Sunday, March 17, 2013

The Walrus Waits

She is as fat as a walrus, so that's what they call her. The Walrus. Lovingly.

She is long and thick like a tube of almond paste—although to be fair her ripply skin is not Walrus coloured or even almond-coloured, but rosy pale like whipped cream into which a half-eaten strawberry has been dipped. Lovingly.

She is beautiful. They love her in the salons, at the opera. The young men carry her across the city, arms outstretched, hands softly folding into her generous flesh like bakers' hands kneading dough.

But tonight The Walrus has stayed in. She is waiting for her love. She has put on her heaviest jewelry: diamonds the size of quail eggs, pearls that spill like treasure between her breasts. You'd barely notice them.

She is waiting. She waits. She longs for the lover who will enter her room and enter her everywhere—her whole body can be penetrated, that is its beauty. She waits for the kisses like the pecking of bird beaks on her skin. She waits for the slim man she will smother. She waits for her lover.
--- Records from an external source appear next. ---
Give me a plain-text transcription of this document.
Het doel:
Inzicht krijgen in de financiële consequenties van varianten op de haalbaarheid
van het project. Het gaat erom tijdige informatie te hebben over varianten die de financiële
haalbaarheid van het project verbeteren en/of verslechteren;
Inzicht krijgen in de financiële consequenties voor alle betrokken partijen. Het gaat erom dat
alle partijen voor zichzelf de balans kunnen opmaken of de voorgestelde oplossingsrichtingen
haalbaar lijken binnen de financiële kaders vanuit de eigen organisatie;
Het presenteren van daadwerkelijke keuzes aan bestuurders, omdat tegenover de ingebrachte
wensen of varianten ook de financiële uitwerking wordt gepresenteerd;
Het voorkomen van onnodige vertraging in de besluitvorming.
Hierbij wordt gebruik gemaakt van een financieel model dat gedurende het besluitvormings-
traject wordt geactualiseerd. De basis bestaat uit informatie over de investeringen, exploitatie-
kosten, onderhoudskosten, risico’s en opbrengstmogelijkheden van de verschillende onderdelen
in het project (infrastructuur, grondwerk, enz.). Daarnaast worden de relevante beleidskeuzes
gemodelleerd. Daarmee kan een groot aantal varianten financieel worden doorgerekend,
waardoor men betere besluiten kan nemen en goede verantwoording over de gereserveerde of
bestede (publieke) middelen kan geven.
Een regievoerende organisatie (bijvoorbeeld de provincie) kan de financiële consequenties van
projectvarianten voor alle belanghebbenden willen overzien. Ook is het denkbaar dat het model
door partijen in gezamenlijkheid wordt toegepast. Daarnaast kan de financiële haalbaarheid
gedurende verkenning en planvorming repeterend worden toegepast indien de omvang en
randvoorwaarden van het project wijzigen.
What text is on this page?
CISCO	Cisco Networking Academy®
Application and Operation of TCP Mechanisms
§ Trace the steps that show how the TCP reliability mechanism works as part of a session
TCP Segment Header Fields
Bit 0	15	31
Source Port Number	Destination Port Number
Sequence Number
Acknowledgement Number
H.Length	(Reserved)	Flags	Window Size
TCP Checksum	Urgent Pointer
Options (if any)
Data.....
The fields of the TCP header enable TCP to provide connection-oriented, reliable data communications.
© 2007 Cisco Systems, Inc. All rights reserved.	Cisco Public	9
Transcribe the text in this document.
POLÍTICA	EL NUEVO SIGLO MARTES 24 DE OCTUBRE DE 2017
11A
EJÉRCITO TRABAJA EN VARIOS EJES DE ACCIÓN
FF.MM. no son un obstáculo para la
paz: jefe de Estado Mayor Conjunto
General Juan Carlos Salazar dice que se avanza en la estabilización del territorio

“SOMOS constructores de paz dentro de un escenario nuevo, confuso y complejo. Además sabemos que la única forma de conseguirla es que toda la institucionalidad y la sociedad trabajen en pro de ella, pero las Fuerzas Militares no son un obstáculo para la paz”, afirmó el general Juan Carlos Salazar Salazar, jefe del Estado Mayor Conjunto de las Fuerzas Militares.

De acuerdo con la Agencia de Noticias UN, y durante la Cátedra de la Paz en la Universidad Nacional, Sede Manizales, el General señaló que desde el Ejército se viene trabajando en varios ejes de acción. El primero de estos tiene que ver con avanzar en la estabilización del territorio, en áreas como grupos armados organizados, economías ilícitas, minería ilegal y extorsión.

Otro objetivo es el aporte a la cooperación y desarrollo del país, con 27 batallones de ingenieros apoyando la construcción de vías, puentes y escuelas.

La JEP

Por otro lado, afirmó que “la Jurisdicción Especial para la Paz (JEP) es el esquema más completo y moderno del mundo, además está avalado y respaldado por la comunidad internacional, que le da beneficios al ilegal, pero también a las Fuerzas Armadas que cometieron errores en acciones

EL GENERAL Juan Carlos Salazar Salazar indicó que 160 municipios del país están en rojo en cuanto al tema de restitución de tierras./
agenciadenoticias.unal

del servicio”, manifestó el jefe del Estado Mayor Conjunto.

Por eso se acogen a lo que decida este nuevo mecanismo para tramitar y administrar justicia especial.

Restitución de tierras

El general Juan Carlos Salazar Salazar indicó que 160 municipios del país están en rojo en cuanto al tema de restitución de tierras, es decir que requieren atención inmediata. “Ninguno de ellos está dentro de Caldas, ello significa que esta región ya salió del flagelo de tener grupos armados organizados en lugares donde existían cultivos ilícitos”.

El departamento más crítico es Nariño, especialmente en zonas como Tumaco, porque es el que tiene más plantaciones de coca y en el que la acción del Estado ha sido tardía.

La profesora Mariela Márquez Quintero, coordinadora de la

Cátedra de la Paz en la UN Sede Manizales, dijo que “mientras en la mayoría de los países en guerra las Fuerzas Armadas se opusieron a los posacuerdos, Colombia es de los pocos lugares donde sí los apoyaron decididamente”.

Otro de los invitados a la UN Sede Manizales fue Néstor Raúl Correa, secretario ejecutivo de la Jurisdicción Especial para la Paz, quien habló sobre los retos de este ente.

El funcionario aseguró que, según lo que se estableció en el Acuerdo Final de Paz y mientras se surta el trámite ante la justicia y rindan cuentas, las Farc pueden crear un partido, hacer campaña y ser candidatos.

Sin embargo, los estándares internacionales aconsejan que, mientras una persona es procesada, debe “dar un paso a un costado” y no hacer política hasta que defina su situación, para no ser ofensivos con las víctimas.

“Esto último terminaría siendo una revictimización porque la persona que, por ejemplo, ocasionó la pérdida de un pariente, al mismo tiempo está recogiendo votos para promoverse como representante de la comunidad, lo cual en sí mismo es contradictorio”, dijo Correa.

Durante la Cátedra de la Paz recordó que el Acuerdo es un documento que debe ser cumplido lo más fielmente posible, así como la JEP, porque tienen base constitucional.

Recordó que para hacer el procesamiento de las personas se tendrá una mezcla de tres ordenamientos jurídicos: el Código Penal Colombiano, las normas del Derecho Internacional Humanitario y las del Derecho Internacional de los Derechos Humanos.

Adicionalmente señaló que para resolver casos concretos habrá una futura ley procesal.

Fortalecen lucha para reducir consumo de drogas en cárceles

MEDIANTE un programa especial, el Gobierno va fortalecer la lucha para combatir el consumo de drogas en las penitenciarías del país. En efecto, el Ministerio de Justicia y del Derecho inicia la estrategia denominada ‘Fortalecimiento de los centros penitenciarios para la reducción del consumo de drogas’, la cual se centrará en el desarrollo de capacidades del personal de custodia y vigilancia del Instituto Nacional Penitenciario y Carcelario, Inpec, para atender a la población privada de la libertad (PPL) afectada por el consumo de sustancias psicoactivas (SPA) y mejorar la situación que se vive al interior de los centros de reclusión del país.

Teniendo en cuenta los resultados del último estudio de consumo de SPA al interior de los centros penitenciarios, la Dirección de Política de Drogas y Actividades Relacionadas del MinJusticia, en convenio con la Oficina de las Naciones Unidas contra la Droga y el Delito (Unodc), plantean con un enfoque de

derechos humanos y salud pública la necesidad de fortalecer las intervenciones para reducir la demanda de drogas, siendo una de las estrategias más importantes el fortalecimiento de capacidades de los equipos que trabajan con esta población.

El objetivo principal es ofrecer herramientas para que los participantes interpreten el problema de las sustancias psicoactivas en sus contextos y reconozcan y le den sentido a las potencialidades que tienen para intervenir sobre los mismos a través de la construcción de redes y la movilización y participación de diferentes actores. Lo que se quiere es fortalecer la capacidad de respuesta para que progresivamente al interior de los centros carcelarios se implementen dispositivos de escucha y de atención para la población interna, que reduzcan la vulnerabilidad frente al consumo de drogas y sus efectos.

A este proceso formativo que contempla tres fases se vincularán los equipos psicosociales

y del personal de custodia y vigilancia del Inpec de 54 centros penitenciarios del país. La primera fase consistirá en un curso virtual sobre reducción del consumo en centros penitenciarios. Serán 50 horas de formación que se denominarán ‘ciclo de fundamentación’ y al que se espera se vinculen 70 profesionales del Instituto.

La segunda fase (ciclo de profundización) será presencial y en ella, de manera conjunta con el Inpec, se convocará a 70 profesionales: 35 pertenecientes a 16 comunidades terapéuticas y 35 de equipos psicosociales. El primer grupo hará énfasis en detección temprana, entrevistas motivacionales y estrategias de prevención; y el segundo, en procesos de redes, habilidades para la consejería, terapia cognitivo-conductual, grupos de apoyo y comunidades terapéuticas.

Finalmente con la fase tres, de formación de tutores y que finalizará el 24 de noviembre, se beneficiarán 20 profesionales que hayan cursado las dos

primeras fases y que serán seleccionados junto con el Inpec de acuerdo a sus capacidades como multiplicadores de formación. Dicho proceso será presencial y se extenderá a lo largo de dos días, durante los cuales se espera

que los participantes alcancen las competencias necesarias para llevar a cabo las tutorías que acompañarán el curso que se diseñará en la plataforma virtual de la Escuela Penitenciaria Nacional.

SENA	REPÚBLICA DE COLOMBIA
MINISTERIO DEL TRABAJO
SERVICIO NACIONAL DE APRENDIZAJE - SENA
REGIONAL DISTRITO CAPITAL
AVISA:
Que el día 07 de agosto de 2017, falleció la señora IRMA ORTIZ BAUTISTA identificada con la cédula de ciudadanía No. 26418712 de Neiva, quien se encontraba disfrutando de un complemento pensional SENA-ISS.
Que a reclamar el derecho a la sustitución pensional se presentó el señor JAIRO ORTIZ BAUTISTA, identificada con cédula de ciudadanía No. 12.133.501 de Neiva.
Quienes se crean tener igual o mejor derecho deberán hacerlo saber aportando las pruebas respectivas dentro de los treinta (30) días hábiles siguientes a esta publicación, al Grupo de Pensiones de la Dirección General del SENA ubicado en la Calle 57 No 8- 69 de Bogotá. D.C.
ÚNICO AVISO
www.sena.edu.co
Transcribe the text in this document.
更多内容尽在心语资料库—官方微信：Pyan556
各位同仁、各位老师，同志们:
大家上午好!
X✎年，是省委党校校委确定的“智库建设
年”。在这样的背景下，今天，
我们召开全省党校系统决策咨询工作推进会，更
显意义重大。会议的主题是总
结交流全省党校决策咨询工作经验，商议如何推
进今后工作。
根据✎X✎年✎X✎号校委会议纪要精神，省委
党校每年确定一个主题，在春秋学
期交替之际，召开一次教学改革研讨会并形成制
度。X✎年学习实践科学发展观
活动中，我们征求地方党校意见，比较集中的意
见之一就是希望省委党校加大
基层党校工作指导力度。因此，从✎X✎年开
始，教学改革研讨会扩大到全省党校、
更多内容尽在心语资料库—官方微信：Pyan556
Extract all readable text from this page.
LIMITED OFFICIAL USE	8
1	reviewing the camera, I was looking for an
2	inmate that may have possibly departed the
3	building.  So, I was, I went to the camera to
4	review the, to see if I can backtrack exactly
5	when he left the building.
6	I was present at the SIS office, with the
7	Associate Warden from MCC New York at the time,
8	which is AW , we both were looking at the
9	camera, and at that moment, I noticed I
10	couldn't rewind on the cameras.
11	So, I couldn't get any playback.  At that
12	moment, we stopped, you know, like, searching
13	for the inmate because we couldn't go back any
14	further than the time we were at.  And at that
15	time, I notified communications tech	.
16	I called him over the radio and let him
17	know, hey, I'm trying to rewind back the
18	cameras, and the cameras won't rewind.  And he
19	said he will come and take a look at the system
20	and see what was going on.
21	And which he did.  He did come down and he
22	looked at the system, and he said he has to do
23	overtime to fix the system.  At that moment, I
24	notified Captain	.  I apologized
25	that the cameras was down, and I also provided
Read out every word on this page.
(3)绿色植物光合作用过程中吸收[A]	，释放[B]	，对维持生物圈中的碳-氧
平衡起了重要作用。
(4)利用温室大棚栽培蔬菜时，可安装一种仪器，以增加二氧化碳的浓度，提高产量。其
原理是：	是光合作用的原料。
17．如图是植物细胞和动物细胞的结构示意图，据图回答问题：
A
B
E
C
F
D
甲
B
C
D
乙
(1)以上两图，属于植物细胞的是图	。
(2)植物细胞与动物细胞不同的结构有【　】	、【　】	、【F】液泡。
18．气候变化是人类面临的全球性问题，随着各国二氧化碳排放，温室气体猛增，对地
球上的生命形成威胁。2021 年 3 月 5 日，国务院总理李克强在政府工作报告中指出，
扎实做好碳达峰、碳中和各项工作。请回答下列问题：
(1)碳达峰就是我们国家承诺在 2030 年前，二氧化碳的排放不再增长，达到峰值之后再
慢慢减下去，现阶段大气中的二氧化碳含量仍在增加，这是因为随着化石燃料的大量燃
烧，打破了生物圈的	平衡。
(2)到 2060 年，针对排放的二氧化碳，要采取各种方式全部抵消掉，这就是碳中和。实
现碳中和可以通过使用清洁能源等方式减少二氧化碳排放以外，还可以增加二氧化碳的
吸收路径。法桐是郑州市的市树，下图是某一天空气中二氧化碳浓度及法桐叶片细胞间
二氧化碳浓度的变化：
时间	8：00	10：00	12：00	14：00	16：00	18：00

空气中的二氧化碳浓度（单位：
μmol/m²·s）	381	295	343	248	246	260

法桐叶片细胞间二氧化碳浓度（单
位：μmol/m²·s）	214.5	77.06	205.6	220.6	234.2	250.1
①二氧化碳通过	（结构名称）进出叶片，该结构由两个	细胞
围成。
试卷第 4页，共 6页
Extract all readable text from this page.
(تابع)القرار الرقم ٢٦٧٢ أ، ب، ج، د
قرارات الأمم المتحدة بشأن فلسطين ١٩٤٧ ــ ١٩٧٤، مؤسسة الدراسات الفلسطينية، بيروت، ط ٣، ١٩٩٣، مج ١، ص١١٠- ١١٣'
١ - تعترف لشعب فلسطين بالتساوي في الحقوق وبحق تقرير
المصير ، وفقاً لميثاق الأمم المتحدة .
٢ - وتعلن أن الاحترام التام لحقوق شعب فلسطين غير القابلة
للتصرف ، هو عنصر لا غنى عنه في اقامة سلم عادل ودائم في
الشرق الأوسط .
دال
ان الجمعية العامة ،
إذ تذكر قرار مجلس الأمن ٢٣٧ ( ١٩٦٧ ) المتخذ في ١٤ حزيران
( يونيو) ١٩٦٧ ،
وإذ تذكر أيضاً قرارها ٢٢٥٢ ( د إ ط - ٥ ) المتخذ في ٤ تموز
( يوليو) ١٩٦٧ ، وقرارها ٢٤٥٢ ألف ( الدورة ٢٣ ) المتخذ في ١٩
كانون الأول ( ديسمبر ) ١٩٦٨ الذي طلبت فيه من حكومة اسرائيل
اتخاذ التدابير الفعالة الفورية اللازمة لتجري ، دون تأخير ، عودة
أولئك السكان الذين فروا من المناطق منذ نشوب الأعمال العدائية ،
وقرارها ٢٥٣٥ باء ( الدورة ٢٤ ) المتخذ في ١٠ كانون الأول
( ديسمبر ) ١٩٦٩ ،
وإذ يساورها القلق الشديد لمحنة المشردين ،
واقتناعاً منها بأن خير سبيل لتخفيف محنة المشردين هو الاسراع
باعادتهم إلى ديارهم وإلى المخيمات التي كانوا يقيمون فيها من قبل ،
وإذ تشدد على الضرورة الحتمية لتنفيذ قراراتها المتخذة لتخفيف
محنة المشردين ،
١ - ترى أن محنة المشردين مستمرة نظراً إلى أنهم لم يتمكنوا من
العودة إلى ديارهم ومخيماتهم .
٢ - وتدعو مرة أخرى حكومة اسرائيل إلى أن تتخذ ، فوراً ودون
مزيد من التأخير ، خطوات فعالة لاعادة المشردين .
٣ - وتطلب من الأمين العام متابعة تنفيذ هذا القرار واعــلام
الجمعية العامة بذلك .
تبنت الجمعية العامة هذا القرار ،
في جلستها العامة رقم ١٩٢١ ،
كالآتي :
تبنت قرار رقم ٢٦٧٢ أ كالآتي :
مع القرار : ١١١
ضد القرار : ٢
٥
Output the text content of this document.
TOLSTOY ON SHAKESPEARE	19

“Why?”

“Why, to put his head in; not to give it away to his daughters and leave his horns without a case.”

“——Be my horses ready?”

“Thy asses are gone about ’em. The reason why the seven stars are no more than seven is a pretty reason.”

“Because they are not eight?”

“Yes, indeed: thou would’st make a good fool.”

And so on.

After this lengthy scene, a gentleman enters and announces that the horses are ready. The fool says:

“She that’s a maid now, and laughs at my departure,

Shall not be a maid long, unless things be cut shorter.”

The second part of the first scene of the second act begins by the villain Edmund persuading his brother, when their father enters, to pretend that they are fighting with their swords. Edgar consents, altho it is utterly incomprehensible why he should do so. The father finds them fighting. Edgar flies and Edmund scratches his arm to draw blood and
She lies on her side; her bulk pools like a spill on the plush satin bedcover. In her hand she holds an oyster, plucked from the salt-covered dish by the bed. She is holding the oyster to her open lips; her lips are not quite yet touching the sharp ridge of the shell. A drop of sea water shimmers there like a pearl, about to fall. Perhaps her tongue—the most agile part of her body, her tongue pink and plastic and warm like molten candy—will be quick enough to catch it when it falls.

In that moment, The Walrus can almost see the oyster recoil, pulling its fleshy mantle and salty pool of juice back before it slips out of its pearly bed and falls down her throat. She will not chew it, for chewing is not a thing that ladies do. And she is a lady.

The hanging moment stretches on.

The Walrus should've waited for the young lover to come before she began to eat, but she was bored. She is about to eat an oyster out of boredom. But she is still bored, even now. An oyster is not cure for boredom. Not like a healthy young man is.

She waits. And she will wait for longer still.

The Walrus doesn't know it yet but her lover will not be able to come tonight for he has just received a bullet in the neck. It was a stray bullet from a duel he was watching a moment ago.

As he dies the lover thinks of The Walrus, her hot flesh like curtains falling over him and sweetly taking all the breath from him as his blood spills out from under his neck and pools like a pillow on the pavement. He tastes salt; blood must've splattered on his lips. The sweet breeze pulls the breath out of him. He stares up and sees the moon like a pearl shimmering faintly above the city. The light is beginning to dim.

The Walrus will never know if he forgot about their rendez vous or if he was merely running late. She will learn of his death at first light.